No hace falta subrayar, a mi juicio, hasta qué punto el movimiento de descenso de estos poemas parece replicar el buceo en los estratos del inconsciente que persigue la escritura, su deseo de anclaje en los planos del mito, de los símbolos colectivos, de los arquetipos. Pero prefiero, en este punto, violentando quizá la propia inclinación de su autora, invertir el movimiento y pensarlos como respiraderos donde el sujeto puede tomar aliento, escapar del abrazo uterino de la materia y mirar hacia lo alto. Son pozos que nos permiten entrar y también salir, volviendo sobre nuestros pasos para reencontrar el exterior, las pupilas abiertas, el cuerpo alerta de quien ha cortejado el desastre y sale indemne. Queda un rastro de imágenes confusas y amenazantes, el sordo latido de una actividad subterránea que se aferra, pegajoso, a la mente. Algo que viene en sueños y nos perturba mucho después de sucedido, como atestigua el poeta norteamericano James Wright en su poema «Mineros»: «En medio de la noche / oigo vagones moviéndose sobre rieles de acero, chocando / bajo tierra». En estos poemas de grisú se escucha ese entrechocar de piedras y aceros, pero también es posible oler, sentir, la promesa del aire libre.

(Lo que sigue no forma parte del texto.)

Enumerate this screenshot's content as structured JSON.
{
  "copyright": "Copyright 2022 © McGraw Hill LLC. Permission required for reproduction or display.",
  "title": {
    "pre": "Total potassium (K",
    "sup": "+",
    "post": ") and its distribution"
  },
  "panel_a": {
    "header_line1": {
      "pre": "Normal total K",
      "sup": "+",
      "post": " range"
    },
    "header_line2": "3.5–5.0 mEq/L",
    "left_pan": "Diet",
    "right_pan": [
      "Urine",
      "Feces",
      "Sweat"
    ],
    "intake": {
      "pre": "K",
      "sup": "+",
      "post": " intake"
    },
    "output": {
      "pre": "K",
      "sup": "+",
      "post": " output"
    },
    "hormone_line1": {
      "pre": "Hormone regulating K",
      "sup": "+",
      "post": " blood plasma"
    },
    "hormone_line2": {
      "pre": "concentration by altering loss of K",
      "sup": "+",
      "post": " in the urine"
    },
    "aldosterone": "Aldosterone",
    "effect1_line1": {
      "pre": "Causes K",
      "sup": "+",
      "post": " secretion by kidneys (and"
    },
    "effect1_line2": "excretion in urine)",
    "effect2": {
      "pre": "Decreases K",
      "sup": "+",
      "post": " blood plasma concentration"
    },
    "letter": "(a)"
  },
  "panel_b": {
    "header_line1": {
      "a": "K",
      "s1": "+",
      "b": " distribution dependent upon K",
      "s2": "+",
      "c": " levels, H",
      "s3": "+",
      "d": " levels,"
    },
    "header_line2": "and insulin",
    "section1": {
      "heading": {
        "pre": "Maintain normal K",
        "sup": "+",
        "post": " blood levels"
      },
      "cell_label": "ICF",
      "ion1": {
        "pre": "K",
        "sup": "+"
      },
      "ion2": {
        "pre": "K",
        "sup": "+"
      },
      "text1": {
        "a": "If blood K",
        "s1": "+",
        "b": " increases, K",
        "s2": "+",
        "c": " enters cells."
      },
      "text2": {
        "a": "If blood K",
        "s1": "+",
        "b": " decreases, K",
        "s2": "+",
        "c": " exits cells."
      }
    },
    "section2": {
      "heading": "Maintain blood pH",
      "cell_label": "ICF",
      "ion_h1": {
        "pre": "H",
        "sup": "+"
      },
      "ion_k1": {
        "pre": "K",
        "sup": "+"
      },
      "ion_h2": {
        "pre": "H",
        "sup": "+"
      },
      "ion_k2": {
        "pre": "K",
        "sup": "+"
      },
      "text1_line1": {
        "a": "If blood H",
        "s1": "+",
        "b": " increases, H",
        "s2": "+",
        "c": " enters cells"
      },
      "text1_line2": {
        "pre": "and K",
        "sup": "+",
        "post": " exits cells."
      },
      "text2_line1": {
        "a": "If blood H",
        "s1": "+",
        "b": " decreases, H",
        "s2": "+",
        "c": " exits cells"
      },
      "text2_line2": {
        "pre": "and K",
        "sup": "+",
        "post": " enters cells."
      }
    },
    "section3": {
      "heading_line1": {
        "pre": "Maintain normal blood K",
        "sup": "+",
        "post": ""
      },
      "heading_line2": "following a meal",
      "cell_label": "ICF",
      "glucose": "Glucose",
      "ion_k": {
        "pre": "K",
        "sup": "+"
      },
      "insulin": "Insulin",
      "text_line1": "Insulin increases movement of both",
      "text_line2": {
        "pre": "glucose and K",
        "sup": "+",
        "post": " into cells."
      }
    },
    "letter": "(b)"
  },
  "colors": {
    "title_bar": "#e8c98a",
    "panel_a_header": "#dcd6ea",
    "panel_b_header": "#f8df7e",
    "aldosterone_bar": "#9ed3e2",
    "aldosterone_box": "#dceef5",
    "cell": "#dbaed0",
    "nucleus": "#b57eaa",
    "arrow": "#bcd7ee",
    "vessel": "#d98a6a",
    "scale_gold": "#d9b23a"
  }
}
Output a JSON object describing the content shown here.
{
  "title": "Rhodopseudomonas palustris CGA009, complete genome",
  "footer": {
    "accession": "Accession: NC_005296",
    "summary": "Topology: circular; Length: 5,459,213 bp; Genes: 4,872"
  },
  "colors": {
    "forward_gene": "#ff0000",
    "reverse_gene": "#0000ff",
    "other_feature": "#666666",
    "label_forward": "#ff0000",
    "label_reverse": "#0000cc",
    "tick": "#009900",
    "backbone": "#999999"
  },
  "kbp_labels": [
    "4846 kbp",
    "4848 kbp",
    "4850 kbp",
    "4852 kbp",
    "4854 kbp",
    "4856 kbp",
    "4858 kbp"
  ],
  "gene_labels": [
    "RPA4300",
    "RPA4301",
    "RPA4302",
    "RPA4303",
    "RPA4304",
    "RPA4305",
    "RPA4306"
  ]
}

[Hace exactamente una semana, el pasado 25 de febrero, se presentó en Madrid el nuevo libro de Esther Ramón. Éstas son las palabras que pronuncié entonces. Se trataba, me parece, no tanto de adentrarme en el libro con el bisturí de la crítica cuanto de acompañarlo y alumbrar desde fuera algunas de sus claves. Espero haberlo conseguido.]